This was never likely to be a companion that would prosecute its arguments substantially in such an ‘old school’ way. Much of the academic study of music in Australia (and elsewhere) has moved on from notation-centred scholarship and now openly – if not always comfortably – incorporates sociological, economic, ethnographic, and geographical perspectives. A lingering danger for music academics, however, is that along the way the ‘stuff of music’ – its sonic reality, if you like – can correspondingly disappear from scholarly attention. Jadey O’Regan and Tim Byron’s chapter on ‘The Development of the Australian Pop Charts and the Changing Meaning of the “Number One” Single’ discusses the ‘factors that play a role in a song becoming a number one single in Australia’ without connecting such observations in any substantial way to how this music actually sounds. (Here I disagree with the editors, who claim, in their concluding chapter, that ‘there is a danger of music being presented as an aural artefact disjoined from culture and environment’; the danger, I would suggest, is now very much in the other direction.) I also found O’Regan and Byron’s largely uncritical invocation of the ‘music market’, especially in this age of big-data manipulation of consumer behaviour, unwittingly suggestive of the degree to which neo-liberal ideology may be becoming normalised by particular kinds of contemporary musicological discourse.
Amanda Harris’s chapter on ‘Iconic Musical Sites in Australia’ opens the final section of the book (‘Institutions’), with an examination of musical practices associated with two Australian icons: the Sydney Opera House and Uluru. The chapters that follow examine a few Australian music festivals and Australian children’s television music. Inexplicably, other venerable, or at least highly influential, Australian music institutions, such as the network of state-based symphony orchestras, and significant music promoters such as Musica Viva and Live Nation, are not discussed at all.

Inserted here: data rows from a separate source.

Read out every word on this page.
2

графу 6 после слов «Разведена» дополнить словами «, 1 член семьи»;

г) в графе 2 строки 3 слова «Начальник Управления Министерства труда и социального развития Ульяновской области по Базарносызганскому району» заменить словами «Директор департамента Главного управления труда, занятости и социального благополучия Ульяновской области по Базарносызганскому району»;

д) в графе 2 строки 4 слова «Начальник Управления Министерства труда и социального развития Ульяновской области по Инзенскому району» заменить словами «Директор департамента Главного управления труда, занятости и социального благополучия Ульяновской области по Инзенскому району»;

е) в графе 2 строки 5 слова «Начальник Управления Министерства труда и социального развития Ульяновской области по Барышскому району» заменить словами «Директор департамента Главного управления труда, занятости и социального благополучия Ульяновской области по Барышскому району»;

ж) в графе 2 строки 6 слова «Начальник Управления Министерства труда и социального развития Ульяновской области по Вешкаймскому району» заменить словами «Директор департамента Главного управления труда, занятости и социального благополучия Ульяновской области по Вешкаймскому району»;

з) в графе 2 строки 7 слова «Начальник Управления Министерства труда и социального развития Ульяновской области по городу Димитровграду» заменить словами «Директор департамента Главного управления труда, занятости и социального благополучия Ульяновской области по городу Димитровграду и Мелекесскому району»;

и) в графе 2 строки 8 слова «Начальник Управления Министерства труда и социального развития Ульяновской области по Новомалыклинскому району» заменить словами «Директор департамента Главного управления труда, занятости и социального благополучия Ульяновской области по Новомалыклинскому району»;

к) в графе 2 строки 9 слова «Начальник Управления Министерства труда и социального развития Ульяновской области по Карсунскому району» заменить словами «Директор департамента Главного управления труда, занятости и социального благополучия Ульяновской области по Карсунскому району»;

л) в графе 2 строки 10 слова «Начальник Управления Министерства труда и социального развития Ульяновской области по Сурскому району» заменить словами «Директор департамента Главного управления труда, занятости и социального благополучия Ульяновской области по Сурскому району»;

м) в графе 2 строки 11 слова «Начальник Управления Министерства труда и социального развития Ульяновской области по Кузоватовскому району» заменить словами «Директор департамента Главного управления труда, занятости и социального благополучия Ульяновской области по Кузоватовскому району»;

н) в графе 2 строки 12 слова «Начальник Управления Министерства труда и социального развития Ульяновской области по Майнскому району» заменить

In the end, the most telling absence in this companion is that of any sustained consideration of the very institutions that have arguably influenced the content of, and methodologies in, the book more than anything else, that is, Australia’s network of research-active conservatoires and tertiary music departments. A hint that things might have been otherwise is given early in the companion when the editors approvingly quote an observation by jazz scholar and musician Bruce Johnson (author of The Oxford Companion to Australian Jazz [1987]) that our once commonplace view of Australian music history as being synonymous with the history of European-style Australian art music reflects the fact that most Australian music scholarship of that time also largely focused on such music. This it did to the ‘consequent exclusion of the full range of jazz, folk, and popular music forms’ as well as, of course, Australia’s Indigenous musical heritage.
The editors do not, however, consider in turn whether similar institutional forces might be shaping the content and directions of Australian musicology today, beyond briefly making some broad observations in the volume’s concluding pages acknowledging Australia’s ongoing ‘systemic, multilayered, covert and overt forms of racism’. They also make a sop to the presumed virtue of identity politics (or is it the presumed inherent ‘whiteness’ of traditional scholarly methodologies?) by noting that ‘it is doubtful that publishers would today accept a survey of music in Australia only written by white academics’.
To my mind, Australia’s musicological institutions are struggling less with how to deal with lingering Eurocentric world views in their midst than they are with simply surviving in a managerial and financial environment that is increasingly hostile to unfettered humanities research tout court. One of those institutions – the Sydney Conservatorium of Music – provided specific financial assistance for this volume, but it also employed almost half of its contributors. In such straitened circumstances, I suspect it is also no longer impolite to wonder which of those facts came first. Whatever the case, we should not be blind to the ways in which the modern political economy of Australia’s universities, and its associated system of research funding and assessment, is shaping what is currently researched and published and how (as well as who gets paid to undertake such research, and where), and thus what is more likely to end up published in a reference work of this kind.
As it stands, this companion is perhaps more revealing about the current state of Australian music scholarship than it is about music in Australia per se. Certainly, it is less than the sum of its parts. For this reason alone, it cannot truly deliver on what both its title, and the wider series into which it falls, otherwise promises. It is a significant scholarly and publishing opportunity missed.